Due to the prevalence of the BERT [33] model for text classification (and other NLP tasks), we evaluate AraBERT [34] on our AR-Sanad 280K dataset. AraBERT is a BERT-based model pretrained on a large-scale Arabic corpus. The size of vocabulary in AraBERT is 64k tokens. This makes a big difference in the performance since our data consists of names only. Notably, 61% of the tokens in our dataset are in Arabert’s vocab. This is a good number considering that they are all names. AraBERT also does preprocessing using Farasa segmenter [35] to segment words into stems, prefixes and suffixes. In Section 4.3.1, we show the difference in performance when we do not do preprocessing with Farasa.

We use AraBERT to get a vector representing each narrator in the sanad. We do this by averaging tokens embeddings of the narrator name. Then, we feed this vector to a classification layer to determine the identity of the narrator. Figure 5 illustrates this process.
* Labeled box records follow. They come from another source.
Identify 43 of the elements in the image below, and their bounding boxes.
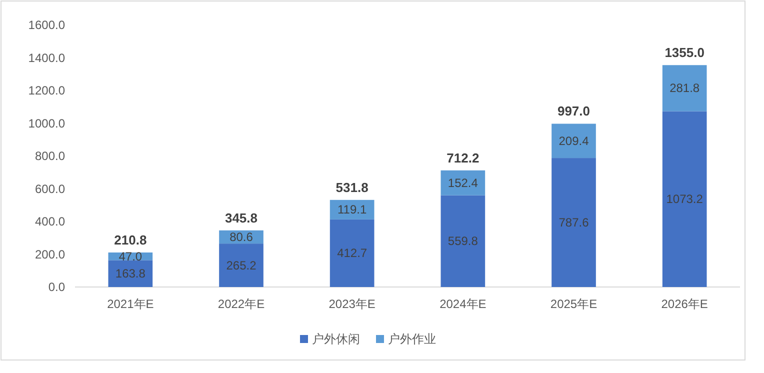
data-label: 119.1 — [338, 202, 367, 217]
y-tick-label: 0.0 — [48, 280, 66, 294]
x-tick-label: 2021年E — [107, 297, 154, 311]
total-label: 345.8 — [224, 210, 258, 226]
y-tick-label: 1400.0 — [28, 50, 66, 65]
bar — [440, 170, 486, 196]
bar — [552, 158, 596, 287]
data-label: 47.0 — [118, 249, 142, 264]
legend-label: 户外作业 — [388, 332, 436, 346]
bar — [330, 219, 374, 287]
bar — [219, 244, 264, 287]
x-tick-label: 2023年E — [328, 297, 376, 311]
y-tick-label: 1000.0 — [28, 116, 66, 130]
data-label: 787.6 — [558, 216, 590, 230]
data-label: 209.4 — [558, 134, 590, 148]
data-label: 163.8 — [115, 266, 146, 281]
total-label: 210.8 — [114, 232, 147, 248]
y-tick-label: 200.0 — [34, 247, 66, 262]
x-tick-label: 2024年E — [440, 297, 486, 311]
y-tick-label: 800.0 — [34, 149, 66, 163]
data-label: 1073.2 — [666, 192, 704, 206]
x-tick-label: 2025年E — [550, 297, 598, 311]
total-label: 712.2 — [446, 150, 480, 166]
bar — [440, 195, 486, 287]
bar — [662, 65, 707, 112]
x-tick-label: 2022年E — [218, 297, 265, 311]
data-label: 265.2 — [226, 258, 257, 272]
y-tick-label: 1600.0 — [28, 18, 66, 32]
bar — [552, 124, 596, 158]
data-label: 281.8 — [670, 81, 700, 96]
y-tick-label: 1200.0 — [28, 84, 66, 98]
y-tick-label: 400.0 — [34, 214, 66, 228]
data-label: 412.7 — [337, 246, 368, 260]
legend-label: 户外休闲 — [312, 332, 360, 346]
total-label: 531.8 — [336, 180, 368, 195]
bar — [662, 111, 707, 287]
total-label: 1355.0 — [664, 45, 704, 60]
total-label: 997.0 — [557, 104, 590, 119]
data-label: 80.6 — [230, 230, 254, 244]
y-tick-label: 600.0 — [34, 182, 66, 196]
x-tick-label: 2026年E — [661, 297, 708, 311]
data-label: 152.4 — [448, 176, 478, 190]
data-label: 559.8 — [448, 234, 478, 248]
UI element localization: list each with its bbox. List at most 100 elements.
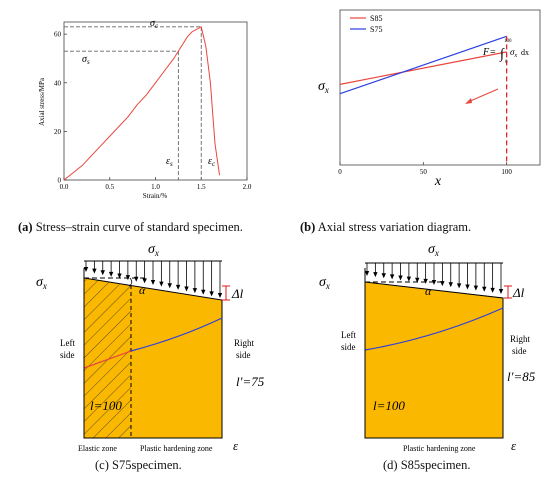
s75-line bbox=[339, 35, 507, 95]
load-arrowhead bbox=[217, 293, 223, 298]
y-axis-label: σx bbox=[318, 79, 329, 95]
stress-triangle bbox=[84, 272, 222, 300]
panel-a-stress-strain: Axial stress/MPa Strain/% 0 20 40 60 0.0 0.5… bbox=[30, 12, 270, 202]
y-axis-label: Axial stress/MPa bbox=[38, 77, 46, 126]
panel-c-s75-diagram: σx α Δl σx Left side Right side l=100 l′=7… bbox=[0, 238, 275, 453]
blue-stress-curve bbox=[130, 317, 223, 352]
load-arrowhead bbox=[373, 272, 378, 278]
load-arrowhead bbox=[398, 275, 403, 281]
top-sigma-label: σx bbox=[148, 242, 159, 258]
load-arrowhead bbox=[201, 289, 206, 295]
x-tick-label: 1.0 bbox=[151, 183, 160, 191]
y-sigma-label: σx bbox=[319, 275, 330, 291]
panel-b-axial-stress: σx x 0 50 100 S85 S75 F = ∫ 100 0 σx dx bbox=[300, 5, 545, 205]
elastic-zone-label: Elastic zone bbox=[78, 444, 117, 453]
x-axis-label: Strain/% bbox=[143, 192, 168, 200]
load-arrowhead bbox=[209, 291, 214, 297]
integral-formula: F = ∫ 100 0 σx dx bbox=[482, 39, 529, 65]
y-tick-label: 0 bbox=[58, 177, 62, 185]
load-arrowhead bbox=[100, 270, 105, 276]
load-arrowhead bbox=[184, 286, 189, 292]
load-arrowhead bbox=[167, 283, 172, 289]
load-arrowhead bbox=[498, 289, 504, 294]
load-arrowhead bbox=[364, 271, 370, 276]
plastic-zone-label: Plastic hardening zone bbox=[403, 444, 476, 453]
delta-l-label: Δl bbox=[231, 286, 244, 301]
svg-text:=: = bbox=[490, 47, 496, 58]
blue-stress-curve bbox=[364, 307, 504, 351]
load-arrowhead bbox=[175, 284, 181, 290]
stress-triangle bbox=[365, 276, 503, 294]
load-arrowhead bbox=[389, 274, 395, 280]
load-arrowhead bbox=[159, 281, 164, 287]
y-tick-label: 20 bbox=[54, 128, 62, 136]
alpha-label: α bbox=[139, 283, 146, 297]
load-arrowhead bbox=[423, 278, 428, 284]
legend-s85-label: S85 bbox=[370, 14, 382, 23]
panel-d-s85-diagram: σx α Δl σx Left side Right side l=100 l′=8… bbox=[285, 238, 550, 453]
svg-text:100: 100 bbox=[504, 39, 512, 44]
svg-text:dx: dx bbox=[521, 48, 529, 57]
y-sigma-label: σx bbox=[36, 275, 47, 291]
load-arrowhead bbox=[465, 284, 470, 290]
x-tick-label: 0 bbox=[338, 168, 342, 176]
l-label: l=100 bbox=[90, 398, 122, 413]
red-stress-line bbox=[83, 350, 132, 369]
alpha-label: α bbox=[425, 284, 432, 298]
epsilon-label: ε bbox=[233, 438, 239, 453]
s85-line bbox=[339, 51, 507, 85]
l-label: l=100 bbox=[373, 398, 405, 413]
load-arrowhead bbox=[192, 288, 198, 294]
x-tick-label: 1.5 bbox=[197, 183, 206, 191]
plastic-zone-label: Plastic hardening zone bbox=[140, 444, 213, 453]
load-arrowhead bbox=[83, 267, 89, 272]
l-prime-label: l′=75 bbox=[236, 374, 265, 389]
load-arrowhead bbox=[108, 271, 114, 277]
left-side-label: Left side bbox=[60, 338, 75, 360]
x-axis-label: x bbox=[434, 174, 442, 189]
formula-arrow bbox=[467, 88, 499, 103]
eps-s-label: εs bbox=[166, 156, 173, 168]
elastic-zone-hatch bbox=[84, 278, 131, 438]
stress-strain-curve bbox=[63, 26, 221, 181]
axial-stress-chart: σx x 0 50 100 S85 S75 F = ∫ 100 0 σx dx bbox=[318, 9, 541, 189]
plot-frame bbox=[339, 9, 541, 166]
svg-text:σx: σx bbox=[510, 47, 517, 59]
stress-strain-chart: Axial stress/MPa Strain/% 0 20 40 60 0.0 0.5… bbox=[38, 18, 252, 200]
top-sigma-label: σx bbox=[428, 242, 439, 258]
sigma-s-label: σs bbox=[82, 54, 90, 66]
load-arrowhead bbox=[142, 278, 147, 284]
x-tick-label: 0.5 bbox=[105, 183, 114, 191]
load-arrowhead bbox=[482, 286, 487, 292]
load-arrowhead bbox=[150, 280, 156, 285]
alpha-arc bbox=[128, 277, 133, 287]
legend-s75-label: S75 bbox=[370, 25, 382, 34]
delta-l-label: Δl bbox=[512, 285, 525, 300]
legend: S85 S75 bbox=[350, 14, 382, 34]
load-arrowhead bbox=[406, 276, 412, 282]
eps-c-label: εc bbox=[208, 156, 216, 168]
right-side-label: Right side bbox=[234, 338, 255, 360]
load-arrowhead bbox=[448, 282, 453, 288]
load-arrowhead bbox=[473, 285, 479, 291]
load-arrowhead bbox=[92, 268, 97, 274]
y-tick-label: 40 bbox=[54, 79, 62, 87]
load-arrowhead bbox=[381, 273, 386, 279]
load-arrowhead bbox=[456, 283, 462, 289]
svg-text:∫: ∫ bbox=[499, 47, 505, 62]
load-arrowhead bbox=[415, 277, 420, 283]
caption-a: (a) Stress–strain curve of standard spec… bbox=[18, 220, 243, 234]
y-tick-label: 60 bbox=[54, 31, 62, 39]
x-tick-label: 2.0 bbox=[243, 183, 252, 191]
svg-text:0: 0 bbox=[505, 60, 508, 65]
caption-c: (c) S75specimen. bbox=[95, 458, 182, 472]
load-arrows bbox=[83, 261, 223, 298]
svg-text:F: F bbox=[482, 47, 490, 58]
plastic-zone-fill bbox=[364, 281, 504, 439]
right-side-label: Right side bbox=[510, 334, 531, 356]
formula-arrow-head bbox=[465, 98, 472, 104]
left-side-label: Left side bbox=[341, 330, 356, 352]
load-arrowhead bbox=[490, 287, 495, 293]
x-tick-label: 100 bbox=[501, 168, 512, 176]
s75-diagram: σx α Δl σx Left side Right side l=100 l′=7… bbox=[36, 242, 265, 453]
We tried two settings for the model. First, we used AraBERT in the frozen setting. We used the embeddings to train a classification layer. In the second setting, we fine-tuned AraBERT and used the classification layer parameters from the previous experiment as the initial parameters.

Beside using neural networks for classification, we also tried KNN and Naive Bayes classifiers. We also tried building narrator embeddings (narrEmb) and used it together with 1-Nearest-Neighbor to determine narrators’ identities. The results of these experiments are shown in Table 4 and show that tuning AraBERT with one classification layer gives the best performance.

4.1.3. Other Deep Learning Models

Table 5 shows results of tuning other transformer models, namely AraElectra [36] and AlBERT [37]. Both models did not produce as good results as the AraBERT model since they both focus on optimizing model efficiency more than performance.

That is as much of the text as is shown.